Матушка особо выделила слова «наивность» и «испортит». Ома настаивала на том, что мне следует как можно скорее повзрослеть. Я не должна наивно верить, что любой человек сделает все, что я пожелаю, стоит мне только улыбнуться.

Время шло. Через два месяца, если все приготовления будут завершены и все разногласия между французами и австрийцами улажены, я должна буду уехать во Францию. Матушка казалась глубоко обеспокоенной. Она говорила, что я совсем не подготовлена к отъезду. Однажды меня вызвали к ней в салон. Она сказала, что теперь я буду спать в ее спальне, чтобы она могла найти свободную минуту и уделить мне внимание. Я была гораздо больше напугана этой немедленной перспективой, чем тем, что мне предстояло начать новую жизнь в незнакомой стране. Это было характерно для меня.

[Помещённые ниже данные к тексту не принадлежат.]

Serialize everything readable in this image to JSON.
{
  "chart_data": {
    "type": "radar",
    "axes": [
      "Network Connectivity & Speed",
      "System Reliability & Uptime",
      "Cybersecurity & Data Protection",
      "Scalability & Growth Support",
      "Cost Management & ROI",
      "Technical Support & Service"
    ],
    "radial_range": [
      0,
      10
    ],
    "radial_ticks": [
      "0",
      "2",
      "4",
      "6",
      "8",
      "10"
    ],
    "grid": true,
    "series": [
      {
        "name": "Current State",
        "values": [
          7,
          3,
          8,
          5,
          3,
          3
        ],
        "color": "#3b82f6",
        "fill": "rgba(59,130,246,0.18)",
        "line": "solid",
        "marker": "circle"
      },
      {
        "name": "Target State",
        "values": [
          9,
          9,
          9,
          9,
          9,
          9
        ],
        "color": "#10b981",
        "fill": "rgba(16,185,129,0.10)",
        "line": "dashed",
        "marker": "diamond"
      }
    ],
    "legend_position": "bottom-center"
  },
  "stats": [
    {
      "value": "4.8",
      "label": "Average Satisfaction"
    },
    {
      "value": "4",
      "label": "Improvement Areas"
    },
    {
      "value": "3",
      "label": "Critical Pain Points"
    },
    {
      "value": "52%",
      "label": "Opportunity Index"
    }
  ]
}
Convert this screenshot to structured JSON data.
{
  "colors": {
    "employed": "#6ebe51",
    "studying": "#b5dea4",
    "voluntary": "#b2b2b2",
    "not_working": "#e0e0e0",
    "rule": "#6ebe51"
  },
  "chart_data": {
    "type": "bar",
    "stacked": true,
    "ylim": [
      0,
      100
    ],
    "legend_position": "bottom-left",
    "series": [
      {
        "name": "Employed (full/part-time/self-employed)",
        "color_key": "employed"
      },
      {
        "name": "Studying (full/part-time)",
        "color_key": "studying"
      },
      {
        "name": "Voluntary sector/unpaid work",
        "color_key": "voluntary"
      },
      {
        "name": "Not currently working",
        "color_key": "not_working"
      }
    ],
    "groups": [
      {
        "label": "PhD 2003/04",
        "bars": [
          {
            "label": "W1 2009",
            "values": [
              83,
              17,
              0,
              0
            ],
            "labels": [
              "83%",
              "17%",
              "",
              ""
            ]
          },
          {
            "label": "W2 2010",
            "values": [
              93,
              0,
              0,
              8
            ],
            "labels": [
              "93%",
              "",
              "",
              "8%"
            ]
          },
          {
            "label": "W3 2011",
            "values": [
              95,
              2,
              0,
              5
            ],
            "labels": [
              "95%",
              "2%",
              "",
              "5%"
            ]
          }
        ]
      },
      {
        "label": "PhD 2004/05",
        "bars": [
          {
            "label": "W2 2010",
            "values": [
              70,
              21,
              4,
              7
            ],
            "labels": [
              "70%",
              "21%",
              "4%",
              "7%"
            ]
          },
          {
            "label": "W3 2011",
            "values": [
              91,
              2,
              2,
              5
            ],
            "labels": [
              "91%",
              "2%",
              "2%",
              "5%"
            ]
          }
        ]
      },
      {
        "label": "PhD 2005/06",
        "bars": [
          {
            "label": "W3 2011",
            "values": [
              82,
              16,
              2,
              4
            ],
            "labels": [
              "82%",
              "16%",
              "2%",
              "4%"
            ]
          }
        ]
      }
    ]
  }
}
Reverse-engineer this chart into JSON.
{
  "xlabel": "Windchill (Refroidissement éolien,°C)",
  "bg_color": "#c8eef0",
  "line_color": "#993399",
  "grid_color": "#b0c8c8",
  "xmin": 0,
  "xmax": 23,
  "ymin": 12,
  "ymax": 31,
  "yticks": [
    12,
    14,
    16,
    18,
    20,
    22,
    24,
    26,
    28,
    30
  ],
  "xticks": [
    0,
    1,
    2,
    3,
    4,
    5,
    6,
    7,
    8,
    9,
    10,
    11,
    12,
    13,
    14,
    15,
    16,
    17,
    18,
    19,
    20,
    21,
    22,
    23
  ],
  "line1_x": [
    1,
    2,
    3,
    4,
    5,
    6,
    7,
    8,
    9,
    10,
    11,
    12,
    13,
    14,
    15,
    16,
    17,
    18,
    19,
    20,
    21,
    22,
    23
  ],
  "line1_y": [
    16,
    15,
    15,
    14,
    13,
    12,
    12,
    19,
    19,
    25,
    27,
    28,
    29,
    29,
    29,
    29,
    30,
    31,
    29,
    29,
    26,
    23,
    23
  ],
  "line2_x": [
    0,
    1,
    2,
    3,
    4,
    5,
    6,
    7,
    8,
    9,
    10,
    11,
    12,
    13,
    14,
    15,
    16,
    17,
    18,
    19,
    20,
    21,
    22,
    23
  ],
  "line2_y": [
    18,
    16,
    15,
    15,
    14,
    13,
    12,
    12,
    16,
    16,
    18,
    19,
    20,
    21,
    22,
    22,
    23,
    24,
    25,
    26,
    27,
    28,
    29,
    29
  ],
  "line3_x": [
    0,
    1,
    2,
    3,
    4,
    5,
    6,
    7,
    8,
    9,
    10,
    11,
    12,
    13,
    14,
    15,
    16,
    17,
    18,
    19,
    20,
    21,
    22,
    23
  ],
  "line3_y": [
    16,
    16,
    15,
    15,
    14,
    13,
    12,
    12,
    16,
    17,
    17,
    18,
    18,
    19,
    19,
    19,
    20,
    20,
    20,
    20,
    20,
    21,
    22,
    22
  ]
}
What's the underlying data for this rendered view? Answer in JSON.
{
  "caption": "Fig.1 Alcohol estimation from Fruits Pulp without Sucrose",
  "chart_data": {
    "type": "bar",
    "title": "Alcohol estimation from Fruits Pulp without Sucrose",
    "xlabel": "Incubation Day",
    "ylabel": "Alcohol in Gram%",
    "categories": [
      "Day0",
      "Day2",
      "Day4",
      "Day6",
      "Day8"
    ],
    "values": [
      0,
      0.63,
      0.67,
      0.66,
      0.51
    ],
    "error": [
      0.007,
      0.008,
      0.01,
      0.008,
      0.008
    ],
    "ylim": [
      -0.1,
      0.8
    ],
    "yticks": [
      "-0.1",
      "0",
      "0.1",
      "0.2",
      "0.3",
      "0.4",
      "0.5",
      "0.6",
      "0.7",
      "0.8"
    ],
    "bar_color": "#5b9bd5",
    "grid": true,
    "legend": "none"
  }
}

Я до сих пор вспоминаю — теперь с ностальгией — те дни и ночи, наполненные беспокойством и опасениями. В большой императорской спальне стоял ледяной холод. Все окна были широко открыты, чтобы свежий воздух мог беспрепятственно проникать внутрь. В комнату залетали снежинки, но гораздо страшнее был резкий холодный ветер. Предполагалось, что у всех нас окна тоже должны были быть открыты, но мне обычно удавалось уговорить слуг закрывать их в моей комнате. Они делали это довольно охотно. Потом окна приходилось снова открывать, чтобы никто не обнаружил, что они закрывались на ночь. Но в спальне моей матушки не было такого комфорта. Единственное теплое местечко было в кровати. Иногда я нарочно притворялась спящей. Матушка, стоя надо мной, убирала одежду, которой я закрывала лицо. Это был единственный способ защитить себя от ледяного сквозняка. Холодными пальцами она отводила волосы от моих глаз и целовала меня с такой нежностью, что я забывала, что должна притворяться спящей, так мне хотелось прыгнуть и обнять ее за шею.

Только сейчас я начала понимать, как она беспокоилась обо мне. Думаю, я стала ее любимой дочерью не только потому, что была любимицей отца, но и потому, что была маленькой, наивной, совершенно неспособной к учению и… уязвимой. Она беспрестанно спрашивала саму себя, что будет со мной. Я благодарю Бога за то, что она не дожила до этих печальных времен и не узнала, какая судьба была уготована ее дочери.

Я не могла все время притворяться спящей, и мы вели с ней долгие беседы. Это были скорее монологи, в которых матушка давала мне инструкции по поводу того, что и как я должна делать. Я помню один из этих разговоров:

— Не будь слишком любопытной. В этом вопросе я особенно беспокоюсь за тебя. Избегай фамильярности в отношениях с подчиненными.

— Да, мама.

— Король Франции избрал мсье и мадам Ноай в качестве твоих опекунов. Если у тебя появятся какие-либо сомнения относительного того, что тебе следует делать, ты должна спросить об этом у них. Настаивай на том, чтобы они предупреждали тебя обо всем, что тебе нужно знать. И не стесняйся спрашивать совета.

— Да, мама.

— Не делай ничего, не посоветовавшись с ними…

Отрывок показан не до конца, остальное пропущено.